From 212a21ee4fe5cfa9b61f241d39cda288ab6047c1 Mon Sep 17 00:00:00 2001
From: Liang-Chi Hsieh <viirya@gmail.com>
Date: Sat, 21 Aug 2021 18:20:17 -0700
Subject: [PATCH] [MINOR][SS][DOCS] Update doc for streaming deduplication

### What changes were proposed in this pull request?

This patch fixes an error about streaming dedupliaction is Structured Streaming, and also updates an item about unsupported operation.

### Why are the changes needed?

Update the user document.

### Does this PR introduce _any_ user-facing change?

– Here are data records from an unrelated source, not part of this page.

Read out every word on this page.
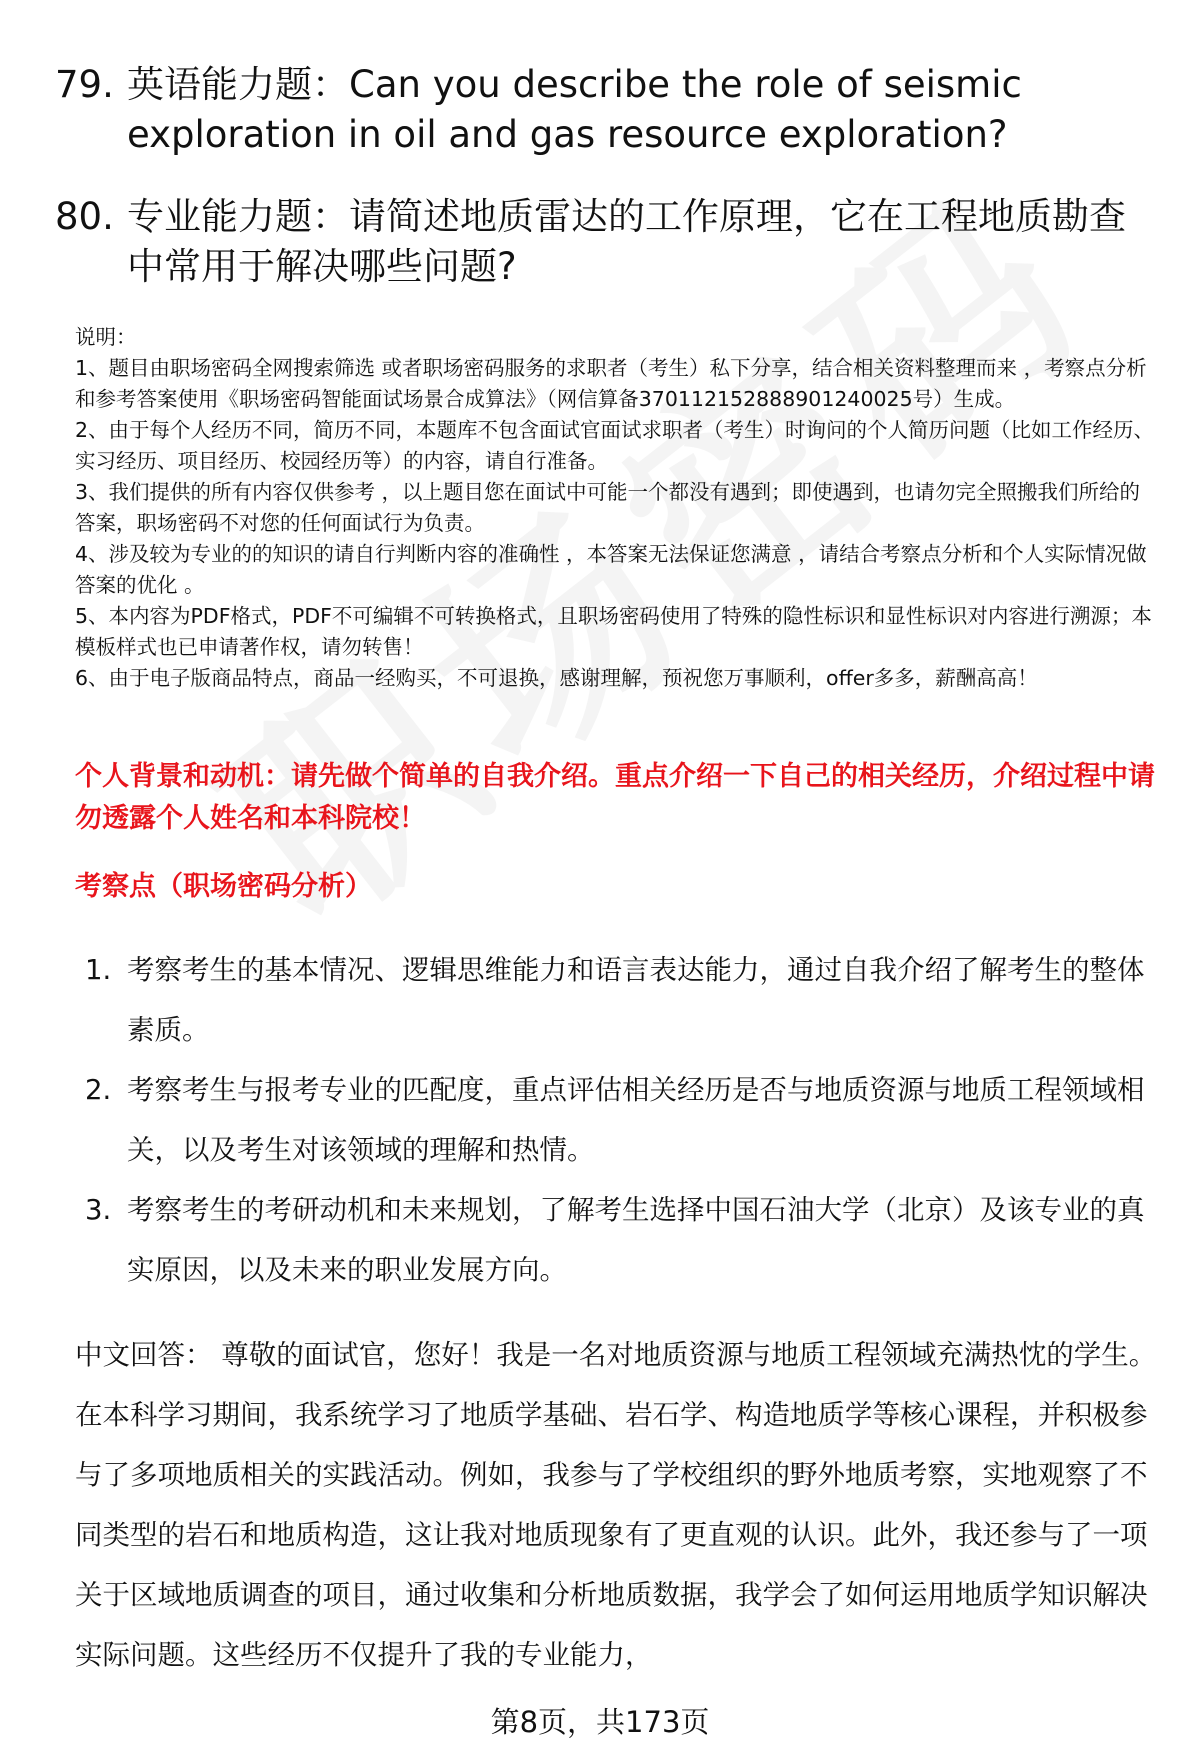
79. 英语能力题：Can you describe the role of seismic exploration in oil and gas resource exploration?
80. 专业能力题：请简述地质雷达的工作原理，它在工程地质勘查中常用于解决哪些问题?

说明：

1、题目由职场密码全网搜索筛选 或者职场密码服务的求职者（考生）私下分享，结合相关资料整理而来 ，考察点分析和参考答案使用《职场密码智能面试场景合成算法》（网信算备370112152888901240025号）生成。

2、由于每个人经历不同，简历不同，本题库不包含面试官面试求职者（考生）时询问的个人简历问题（比如工作经历、实习经历、项目经历、校园经历等）的内容，请自行准备。

3、我们提供的所有内容仅供参考 ，以上题目您在面试中可能一个都没有遇到；即使遇到，也请勿完全照搬我们所给的答案，职场密码不对您的任何面试行为负责。

4、涉及较为专业的的知识的请自行判断内容的准确性 ，本答案无法保证您满意 ，请结合考察点分析和个人实际情况做答案的优化 。

5、本内容为PDF格式，PDF不可编辑不可转换格式，且职场密码使用了特殊的隐性标识和显性标识对内容进行溯源；本模板样式也已申请著作权，请勿转售！

6、由于电子版商品特点，商品一经购买，不可退换，感谢理解，预祝您万事顺利，offer多多，薪酬高高！

个人背景和动机：请先做个简单的自我介绍。重点介绍一下自己的相关经历，介绍过程中请勿透露个人姓名和本科院校！
考察点（职场密码分析）
1. 考察考生的基本情况、逻辑思维能力和语言表达能力，通过自我介绍了解考生的整体素质。
2. 考察考生与报考专业的匹配度，重点评估相关经历是否与地质资源与地质工程领域相关，以及考生对该领域的理解和热情。
3. 考察考生的考研动机和未来规划，了解考生选择中国石油大学（北京）及该专业的真实原因，以及未来的职业发展方向。
中文回答： 尊敬的面试官，您好！我是一名对地质资源与地质工程领域充满热忱的学生。在本科学习期间，我系统学习了地质学基础、岩石学、构造地质学等核心课程，并积极参与了多项地质相关的实践活动。例如，我参与了学校组织的野外地质考察，实地观察了不同类型的岩石和地质构造，这让我对地质现象有了更直观的认识。此外，我还参与了一项关于区域地质调查的项目，通过收集和分析地质数据，我学会了如何运用地质学知识解决实际问题。这些经历不仅提升了我的专业能力，
第8页，共173页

No. It's a doc only change.

### How was this patch tested?

Doc only change.

Closes #33801 from viirya/minor-ss-deduplication.

Authored-by: Liang-Chi Hsieh <viirya@gmail.com>
Signed-off-by: Liang-Chi Hsieh <viirya@gmail.com>
(cherry picked from commit 5876e04de284b8ff84108b80627353870e852a36)
Signed-off-by: Liang-Chi Hsieh <viirya@gmail.com>
---
 docs/structured-streaming-programming-guide.md | 4 +++-
 1 file changed, 3 insertions(+), 1 deletion(-)

diff --git a/docs/structured-streaming-programming-guide.md b/docs/structured-streaming-programming-guide.md
index 3f89111687..18dfbec794 100644
--- a/docs/structured-streaming-programming-guide.md
+++ b/docs/structured-streaming-programming-guide.md
@@ -1820,6 +1820,8 @@ Some of them are as follows.
 
 - Distinct operations on streaming Datasets are not supported.
 
+- Deduplication operation is not supported after aggregation on a streaming Datasets.
+
 - Sorting operations are supported on streaming Datasets only after an aggregation and in Complete Output Mode.
 
 - Few types of outer joins on streaming Datasets are not supported. See the
@@ -3464,7 +3466,7 @@ the effect of the change is not well-defined. For all of them:
 
   - *Streaming aggregation*: For example, `sdf.groupBy("a").agg(...)`. Any change in number or type of grouping keys or aggregates is not allowed.
 
-  - *Streaming deduplication*: For example, `sdf.dropDuplicates("a")`. Any change in number or type of grouping keys or aggregates is not allowed.
+  - *Streaming deduplication*: For example, `sdf.dropDuplicates("a")`. Any change in number or type of deduplicating columns is not allowed.
 
   - *Stream-stream join*: For example, `sdf1.join(sdf2, ...)` (i.e. both inputs are generated with `sparkSession.readStream`). Changes
     in the schema or equi-joining columns are not allowed. Changes in join type (outer or inner) are not allowed. Other changes in the join condition are ill-defined.